Elite Athlete Spotlight - Khadevis Robinson
Provided by USATF
On June 30, 2008, Khadevis Robinson stepped to the starting line of the men’s 800m at the U.S. Olympic Team Trials ready to make back-to-back trips to the Olympic Games. As the race got underway it played out perfectly for the first 700 meters as the Fort Worth Texas native led the field.
Robinson wanted to win, but he had to finish in the top-three to secure an Olympic A standard and flight to Beijing. With 100 meters remaining, Robinson’s dream started to fall apart. Nick Symmonds catapulted to take the lead, and no one could catch the Oregon Track Club runner.
University of Oregon sophomore Andrew Wheating surprised himself and everyone else with a burst of speed to take second. The chance to represent Team USA would come down to Robinson and Christian Smith. Robinson and Smith were so close in the last 10 meters they were literally touching. The contact broke both runner’s strides resulting in a dramatic dive across the finish line.
Robinson’s eyes scurried to find the results board -1:45.53. Next, he gazed at Smith’s name - 1:45.47. His dream was crushed. The thought of retirement crossed his mind more than once walking off Hayward Field. Then, something unexpected happened.
“People who I have never met in my life came to me and said, ‘Man, Khadevis, we’re really sorry. We wish you had made it. You really inspire us,’” Robinson said. “I had no clue. I had no clue all these people watched me. I had no clue that I inspired all these people. Most of them were not involved in track and field -- that’s what really shocked me.
“If I made the [2008 Olympic] team, those people would have never had the courage to come up to me. They would have seen me as this great athlete on a pedestal. When they saw I didn’t make it -- and obviously that I was disappointed -- they felt comfortable enough to come up and talk to me. That meant the world to me.”
The support he received from fans helped to quickly dispel the notion of retirement. He continued to train. He would rebound to win his fourth USA Indoor Championship title in 2009. He would claim three second place finishes at the USA Outdoor Championships from 2009 to 2012. He secured spots on the 2009 and 2011 World Championship teams, and in 2012, at the age of 35, he made his second Olympic team.
With the end of his career as an elite athlete on the horizon, Robinson wanted another outlet to inspire others and turned to coaching. His first coaching experience came at the University of Nevada at Las Vegas in the fall of 2011, but he worked individually with athletes for years before that point. His first position with Rebels was head women’s cross country and assistant track and field coach.
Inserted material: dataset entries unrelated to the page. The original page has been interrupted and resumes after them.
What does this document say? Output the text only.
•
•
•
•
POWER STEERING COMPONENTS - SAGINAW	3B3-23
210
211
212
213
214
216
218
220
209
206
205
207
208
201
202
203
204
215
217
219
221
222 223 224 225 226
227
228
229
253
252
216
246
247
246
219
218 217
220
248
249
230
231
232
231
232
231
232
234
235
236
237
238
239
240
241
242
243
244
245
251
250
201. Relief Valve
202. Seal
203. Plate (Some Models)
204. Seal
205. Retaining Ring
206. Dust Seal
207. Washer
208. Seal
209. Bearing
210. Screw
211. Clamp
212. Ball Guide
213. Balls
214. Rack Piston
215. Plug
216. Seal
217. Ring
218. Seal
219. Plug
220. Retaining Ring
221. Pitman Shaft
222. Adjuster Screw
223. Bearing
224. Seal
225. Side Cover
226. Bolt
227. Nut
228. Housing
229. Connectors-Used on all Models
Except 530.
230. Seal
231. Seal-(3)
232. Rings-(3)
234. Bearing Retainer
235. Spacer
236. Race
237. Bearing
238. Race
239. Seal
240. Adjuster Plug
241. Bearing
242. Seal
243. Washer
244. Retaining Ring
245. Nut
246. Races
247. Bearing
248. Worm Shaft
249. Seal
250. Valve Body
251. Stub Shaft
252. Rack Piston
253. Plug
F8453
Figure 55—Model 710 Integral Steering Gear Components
While Robinson enjoyed every aspect of living and coaching in Las Vegas, he was eventually presented with the opportunity to take the same position at Ohio State University, leaving him with the the toughest choice of his life. The decision had serious implications. If Khadevis accepted the position he would uproot his wife, Stephanie, and their two sons, 4-year-old Zion and 1-year-old Ishmael.
Three reasons pushed Robinson towards Columbus, Ohio. Robinson wanted to move to a bigger conference for the the chance to recruit and coach the nation’s best athletes. He wanted to take on a challenge, and he wanted to push himself out of his comfort zone.
“Good is the enemy of great,” Robinson said. “I could have stayed [in Las Vegas] and been successful and started to get comfortable. But, that’s when you start to have problems. I needed the challenge. I needed to know if I could do it on a big level.
Robinson drew inspiration for his move from the biblical tales of Abraham and Moses who left a lifes of comfort to endure hardship before reaping the rewards.
“The stories weren’t always good. It was scary. It was hard,” Robinson said of the parables. “It wasn’t all rosy. It was tough and it was difficult.”
Robinson is now the women’s head cross country and assistant track and field coach at Ohio State, but he aspires for more. This week he is coaching on the same track that brought him joy and pain. The Buckeyes have seven athletes competing at the NCAAs.
Of course Robinson would like to be a head coach one day, but for a dreamer like Robinson, he doesn’t stop there.
But being a head coach will not allow him to rest, he will continue to push. Robinson said from there he might venture into politics. With Robinson anything is possible.